On that note, I can't possibly do the thirty day shred again for a while. What else should I do? Any suggestions? Keep in mind that I need to keep a strong core and I'm vain about my arms. And that I hate exercising at all and so it can't be longer than 20 minutes or I won't really do it, probably. I probably won't do it. Who are we kidding, I definitely won't do it.

Monday, November 04, 2013

there's a new church year around the corner

I'm good at living and celebrating the church year because it's my job and if I don't pull things together, the church does it for me. Or, rather, I go over and do it at church and don't have to worry about it in the same way at home. So much of my life is rummaging around in cupboards in the sacristy or the church bat cave or the Sunday school cupboard looking for advent candles or black ribbon for Good Friday or tying head arrangements on assorted boys trying to beat each other with their shepherd's staffs at Christmas time or rushing out on Saturday night to acquire unto myself oranges and chocolate gold coins for the tallest man that fits my make shift bishop hat to distribute to surprised children in the middle of church on the Sunday closest to St. Nicholas Day. My home church year life is less about all that and more about the food. And that, the food I mean, Matt and I take very seriously. Eating through the church year is our spiritual act of worship, or our love language, or something.

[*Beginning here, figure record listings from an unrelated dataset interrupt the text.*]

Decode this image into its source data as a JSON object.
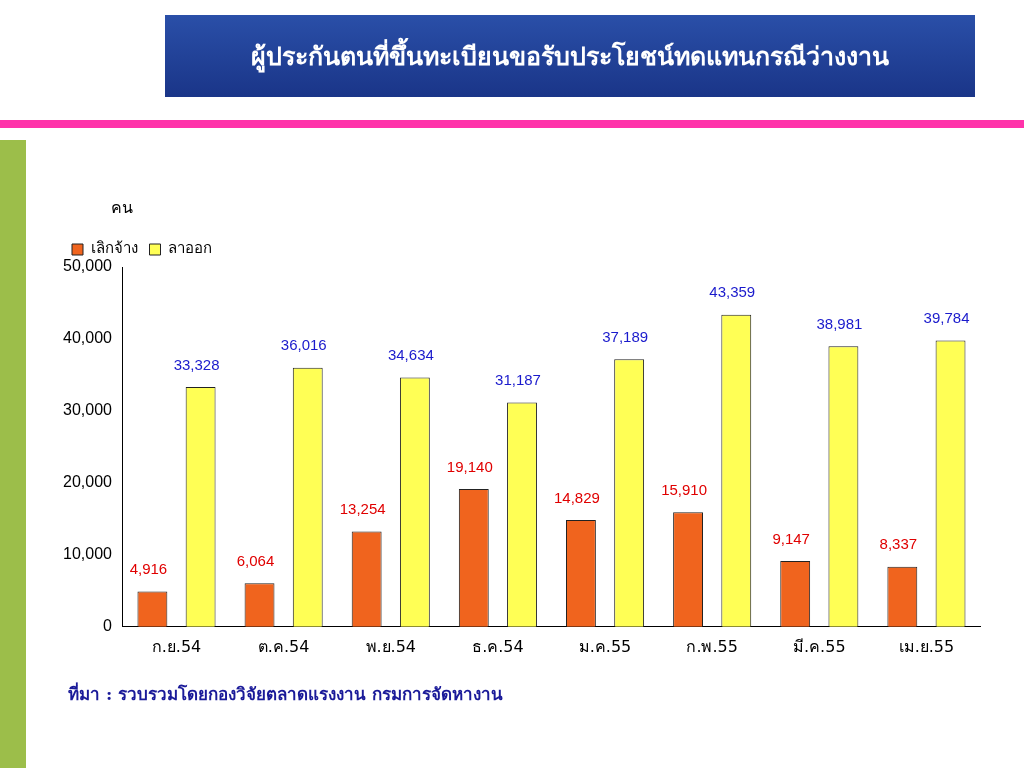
{
  "chart_data": {
    "type": "bar",
    "title": "ผู้ประกันตนที่ขึ้นทะเบียนขอรับประโยชน์ทดแทนกรณีว่างงาน",
    "ylabel": "คน",
    "categories": [
      "ก.ย.54",
      "ต.ค.54",
      "พ.ย.54",
      "ธ.ค.54",
      "ม.ค.55",
      "ก.พ.55",
      "มี.ค.55",
      "เม.ย.55"
    ],
    "series": [
      {
        "name": "เลิกจ้าง",
        "color": "#f0641e",
        "values": [
          4916,
          6064,
          13254,
          19140,
          14829,
          15910,
          9147,
          8337
        ],
        "value_labels": [
          "4,916",
          "6,064",
          "13,254",
          "19,140",
          "14,829",
          "15,910",
          "9,147",
          "8,337"
        ]
      },
      {
        "name": "ลาออก",
        "color": "#ffff55",
        "values": [
          33328,
          36016,
          34634,
          31187,
          37189,
          43359,
          38981,
          39784
        ],
        "value_labels": [
          "33,328",
          "36,016",
          "34,634",
          "31,187",
          "37,189",
          "43,359",
          "38,981",
          "39,784"
        ]
      }
    ],
    "ylim": [
      0,
      50000
    ],
    "yticks": [
      {
        "value": 0,
        "label": "0"
      },
      {
        "value": 10000,
        "label": "10,000"
      },
      {
        "value": 20000,
        "label": "20,000"
      },
      {
        "value": 30000,
        "label": "30,000"
      },
      {
        "value": 40000,
        "label": "40,000"
      },
      {
        "value": 50000,
        "label": "50,000"
      }
    ],
    "grid": false,
    "legend": "top left",
    "annotations": [
      "ที่มา : รวบรวมโดยกองวิจัยตลาดแรงงาน กรมการจัดหางาน"
    ]
  }
}
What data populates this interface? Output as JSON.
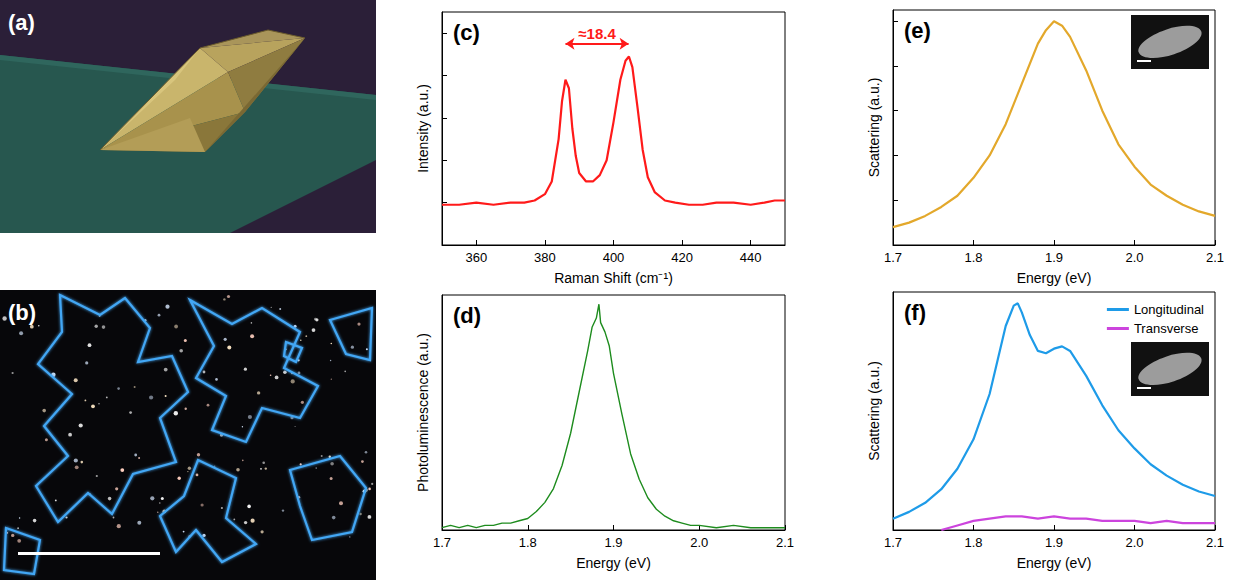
{
  "images": [
    {
      "label": "(a)"
    },
    {
      "label": "(b)"
    }
  ],
  "chart_data": [
    {
      "type": "line",
      "title": "(c)",
      "x_label": "Raman Shift (cm⁻¹)",
      "y_label": "Intensity (a.u.)",
      "x": [
        350,
        355,
        360,
        365,
        370,
        374,
        377,
        380,
        382,
        384,
        385,
        386,
        387,
        388,
        389,
        390,
        392,
        394,
        396,
        398,
        400,
        402,
        403.5,
        404.5,
        405.5,
        407,
        408.5,
        410,
        412,
        415,
        418,
        422,
        426,
        430,
        435,
        440,
        444,
        447,
        450
      ],
      "values": [
        0.19,
        0.19,
        0.2,
        0.19,
        0.2,
        0.2,
        0.21,
        0.24,
        0.3,
        0.5,
        0.68,
        0.78,
        0.74,
        0.55,
        0.42,
        0.34,
        0.3,
        0.3,
        0.33,
        0.4,
        0.58,
        0.78,
        0.87,
        0.89,
        0.84,
        0.65,
        0.45,
        0.32,
        0.25,
        0.21,
        0.2,
        0.19,
        0.19,
        0.2,
        0.2,
        0.19,
        0.2,
        0.21,
        0.21
      ],
      "color": "#ff1a1a",
      "xlim": [
        350,
        450
      ],
      "xticks": [
        360,
        380,
        400,
        420,
        440
      ],
      "ylim": [
        0,
        1.1
      ],
      "yticks": [
        0,
        0.2,
        0.4,
        0.6,
        0.8,
        1
      ],
      "tick_labels": "x",
      "grid": false,
      "annotations": [
        {
          "text": "≈18.4",
          "x": [
            386,
            404.4
          ],
          "y": 0.95,
          "color": "#ff1a1a"
        }
      ]
    },
    {
      "type": "line",
      "title": "(d)",
      "x_label": "Energy (eV)",
      "y_label": "Photoluminescence (a.u.)",
      "x": [
        1.7,
        1.71,
        1.72,
        1.73,
        1.74,
        1.75,
        1.76,
        1.77,
        1.78,
        1.79,
        1.8,
        1.81,
        1.82,
        1.83,
        1.84,
        1.85,
        1.86,
        1.87,
        1.875,
        1.88,
        1.883,
        1.885,
        1.89,
        1.895,
        1.9,
        1.91,
        1.92,
        1.93,
        1.94,
        1.95,
        1.96,
        1.97,
        1.98,
        1.99,
        2,
        2.02,
        2.04,
        2.06,
        2.08,
        2.1
      ],
      "values": [
        0.01,
        0.02,
        0.01,
        0.02,
        0.01,
        0.02,
        0.02,
        0.03,
        0.03,
        0.04,
        0.05,
        0.08,
        0.12,
        0.18,
        0.28,
        0.42,
        0.6,
        0.78,
        0.88,
        0.92,
        0.98,
        0.9,
        0.86,
        0.8,
        0.68,
        0.5,
        0.33,
        0.22,
        0.14,
        0.09,
        0.06,
        0.04,
        0.03,
        0.02,
        0.02,
        0.01,
        0.02,
        0.01,
        0.01,
        0.01
      ],
      "color": "#1e8c1e",
      "xlim": [
        1.7,
        2.1
      ],
      "xticks": [
        1.7,
        1.8,
        1.9,
        {
          "value": 2,
          "label": "2.0"
        },
        2.1
      ],
      "ylim": [
        0,
        1.02
      ],
      "tick_labels": "x",
      "grid": false
    },
    {
      "type": "line",
      "title": "(e)",
      "x_label": "Energy (eV)",
      "y_label": "Scattering (a.u.)",
      "x": [
        1.7,
        1.72,
        1.74,
        1.76,
        1.78,
        1.8,
        1.82,
        1.84,
        1.86,
        1.88,
        1.89,
        1.9,
        1.91,
        1.92,
        1.94,
        1.96,
        1.98,
        2,
        2.02,
        2.04,
        2.06,
        2.08,
        2.1
      ],
      "values": [
        0.08,
        0.1,
        0.13,
        0.17,
        0.22,
        0.3,
        0.4,
        0.54,
        0.72,
        0.9,
        0.96,
        1.0,
        0.98,
        0.93,
        0.78,
        0.6,
        0.45,
        0.35,
        0.27,
        0.22,
        0.18,
        0.15,
        0.13
      ],
      "color": "#e3a82b",
      "xlim": [
        1.7,
        2.1
      ],
      "xticks": [
        1.7,
        1.8,
        1.9,
        {
          "value": 2,
          "label": "2.0"
        },
        2.1
      ],
      "ylim": [
        0,
        1.05
      ],
      "yticks": [
        0,
        0.2,
        0.4,
        0.6,
        0.8,
        1
      ],
      "tick_labels": "x",
      "grid": false
    },
    {
      "type": "line",
      "title": "(f)",
      "x_label": "Energy (eV)",
      "y_label": "Scattering (a.u.)",
      "series": [
        {
          "name": "Longitudinal",
          "color": "#1e9be8",
          "x": [
            1.7,
            1.72,
            1.74,
            1.76,
            1.78,
            1.8,
            1.82,
            1.83,
            1.84,
            1.85,
            1.855,
            1.86,
            1.87,
            1.88,
            1.89,
            1.9,
            1.91,
            1.92,
            1.94,
            1.96,
            1.98,
            2,
            2.02,
            2.04,
            2.06,
            2.08,
            2.1
          ],
          "values": [
            0.05,
            0.08,
            0.12,
            0.18,
            0.27,
            0.4,
            0.6,
            0.75,
            0.9,
            0.99,
            1.0,
            0.96,
            0.86,
            0.79,
            0.78,
            0.8,
            0.81,
            0.79,
            0.68,
            0.55,
            0.44,
            0.36,
            0.29,
            0.24,
            0.2,
            0.17,
            0.15
          ]
        },
        {
          "name": "Transverse",
          "color": "#cc44dd",
          "x": [
            1.76,
            1.78,
            1.8,
            1.82,
            1.84,
            1.86,
            1.88,
            1.9,
            1.92,
            1.94,
            1.96,
            1.98,
            2,
            2.02,
            2.04,
            2.06,
            2.08,
            2.1
          ],
          "values": [
            0.0,
            0.02,
            0.04,
            0.05,
            0.06,
            0.06,
            0.05,
            0.06,
            0.05,
            0.05,
            0.04,
            0.04,
            0.04,
            0.03,
            0.04,
            0.03,
            0.03,
            0.03
          ]
        }
      ],
      "xlim": [
        1.7,
        2.1
      ],
      "xticks": [
        1.7,
        1.8,
        1.9,
        {
          "value": 2,
          "label": "2.0"
        },
        2.1
      ],
      "ylim": [
        0,
        1.05
      ],
      "tick_labels": "x",
      "grid": false,
      "legend": "upper right"
    }
  ]
}
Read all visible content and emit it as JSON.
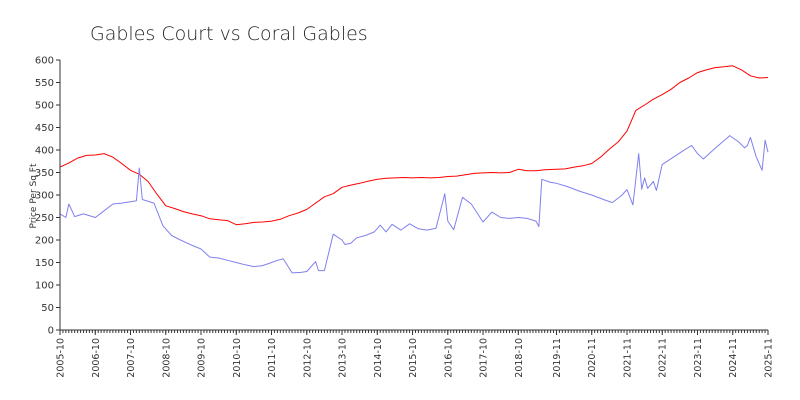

But vast acres of this way of living and worshipping go unexplained and might appear to be, or even are, hap hazard. And the church, this exact church here that I am lying in my bed gazing at
is full of people for whom this particular flavor and brand of Christianity is new and unfamiliar. The changing colors on the altar is the most obvious and intriguing sign of the church year but there are so many rites  and prayers and traditions that we do at Good Shepherd, sometimes explaining them, sometimes forgetting to, that many who worship here are frequently wandering around in a shadow of curiosity wondering "What On Earth are they doing and why?" And sometimes "Can I go on doing some of this in my dorm or at home with my children or something?" 

Well, rejoice beloved, now there is a clever little book to bring some of it into focus and make it easier to bring what we do at church into your various and sundry abodes.
Jessica Snell of Homemaking Through the Church Year and many other interesting endeavors has put together a practical and useful guide to understanding and doing many of the things that Christians have done done through the centuries. She writes, "This book is focused on bringing seasonal Christian traditions into the home, so that our daily routines can be peppered with little reminders of God’s goodness and grace. Ideally, we’ll all be as aware of God at home as we are at church."
Because what is the use of knowing about these traditions or seeing them if you can't bring them home and make them your own. And how can you do that if someone doesn't show how and why. And to add icing over the whole plummy wonder is that she's published the Advent and Christmas sections first and in time to really do something about them. I particularly commend Jessica's introductory explanation of what the church year is and what it is for. Rather than just adding another pile of work to your devotional life, she articulates a lovely vision for an ordered, gracious life centered around the life of Jesus and the work of the Holy Spirit. As I am constantly yelling at people, liturgy is meant to be a help. You put yourself into an action that you don't necessarily feel and it carries your forward. Wondrously, this doesn't just have to happen for an hour on Sunday morning. Carry it home with you. Let Us Keep The Feast will be a great help to you as you do!